The executive head, responsible for a number of other schools in addition to Waterloo Road (who never seems to attend any of his other schools) launched a volunteering scheme and administers punishments without the knowledge of the schools’ head teacher.  Not only that, but  he is emerging as a sexual predator.  Is that reality?

Returning to the ethanol, a large amount of bootleg soft drink  mixed with ethanol  appeared to be created from one bottle stolen from a cabinet in the science classroom (not secured in a technicians room ).  While the fact that the recent incident reported in the papers suggests that fiction has influenced fact, the episode in question did deal with the negative consequences of such behaviour.  The incompetent, promiscuous, but likeable French teacher has  been implicated in allowing harm to come to one pupil in this incident.  Although she has been accused of professional misconduct she remains to fight another day.    The episode  did deal with the negative consequences of ethanol abuse, although the accusation suggests that the drama acted like a hypodermic syringe directly influencing the Walsall school pupils who could not tell fact from fiction.  Strange then that they replicated only the drinking and missed the message about how dangerous it was. 

But are comprehensive schools really like this?  Or do we just think they are?  

Perhaps, as a starting point we should ask what type of secondary school do most children attend anyway?  Are they all as frightening as Waterloo Road?  I doubt it.

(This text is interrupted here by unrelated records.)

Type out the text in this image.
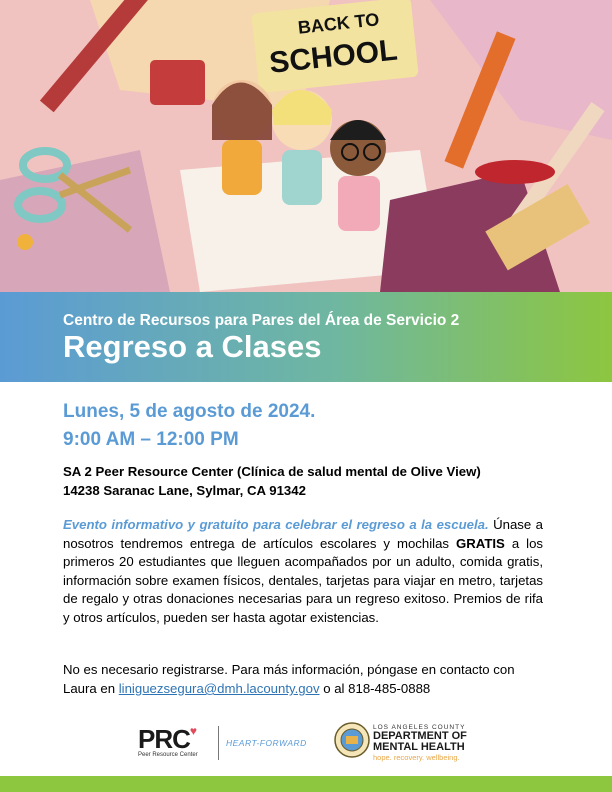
BACK TO
SCHOOL
Centro de Recursos para Pares del Área de Servicio 2
Regreso a Clases
Lunes, 5 de agosto de 2024.
9:00 AM – 12:00 PM
SA 2 Peer Resource Center (Clínica de salud mental de Olive View)
14238 Saranac Lane, Sylmar, CA 91342
Evento informativo y gratuito para celebrar el regreso a la escuela. Únase a nosotros tendremos entrega de artículos escolares y mochilas GRATIS a los primeros 20 estudiantes que lleguen acompañados por un adulto, comida gratis, información sobre examen físicos, dentales, tarjetas para viajar en metro, tarjetas de regalo y otras donaciones necesarias para un regreso exitoso. Premios de rifa y otros artículos, pueden ser hasta agotar existencias.
No es necesario registrarse. Para más información, póngase en contacto con
Laura en liniguezsegura@dmh.lacounty.gov o al 818-485-0888
PRC♥
Peer Resource Center
HEART-FORWARD
LOS ANGELES COUNTY
DEPARTMENT OF
MENTAL HEALTH
hope. recovery. wellbeing.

The series does reflect many of the fears about comprehensive schools that have been reported in the media and identified in sociological research.  Phenomena such as ‘white flight’ and middle class abandonment of inner city comprehensive schools has been documented  (See work by Sally Tomlinson or Stephen Ball).  Waterloo Road does represent this.  Remember the disgruntled parent who demolished the school? He was a police officer who felt his daughter was being damaged by the school and the ‘undesirables’ she was mixing with.  Taking a JCB to the school foyer does, however appear to be an extreme reaction undocumented in reality.  I stand to be corrected however.  Some sections of the media too are keen to point to the danger that is represented by comprehensive schools and this perception is found in research on attitudes towards comprehensive schools.

As a representation of reality then, Waterloo Road should not be seen as a generalisation of all comprehensive schools.  However the fact that it is portrayed as a dangerous place where any decent middle class parent would not send their child does represent a reality of sorts.  One that perceives comprehensive schools as predominantly urban and unruly.  Maybe it gives us what we want from a comprehensive school drama?

Incidentally, the  school in Walsall implicated in a copy-cat of the ethanol episode, Aldridge School is a  specialist Science College, not a ‘bog standard’ comprehensive like Waterloo Road.  According to its latest Ofsted report it takes in pupils with from a range of socio-economic backgrounds, and has fewer than average  pupils eligible for free school meals. Unlike Waterloo Road it is also over subscribed, and has a thriving sixth form.  It  is, presumably considered more desireable and less dangerous than Waterloo Road.

I’ll be tuning in this week for episode 4.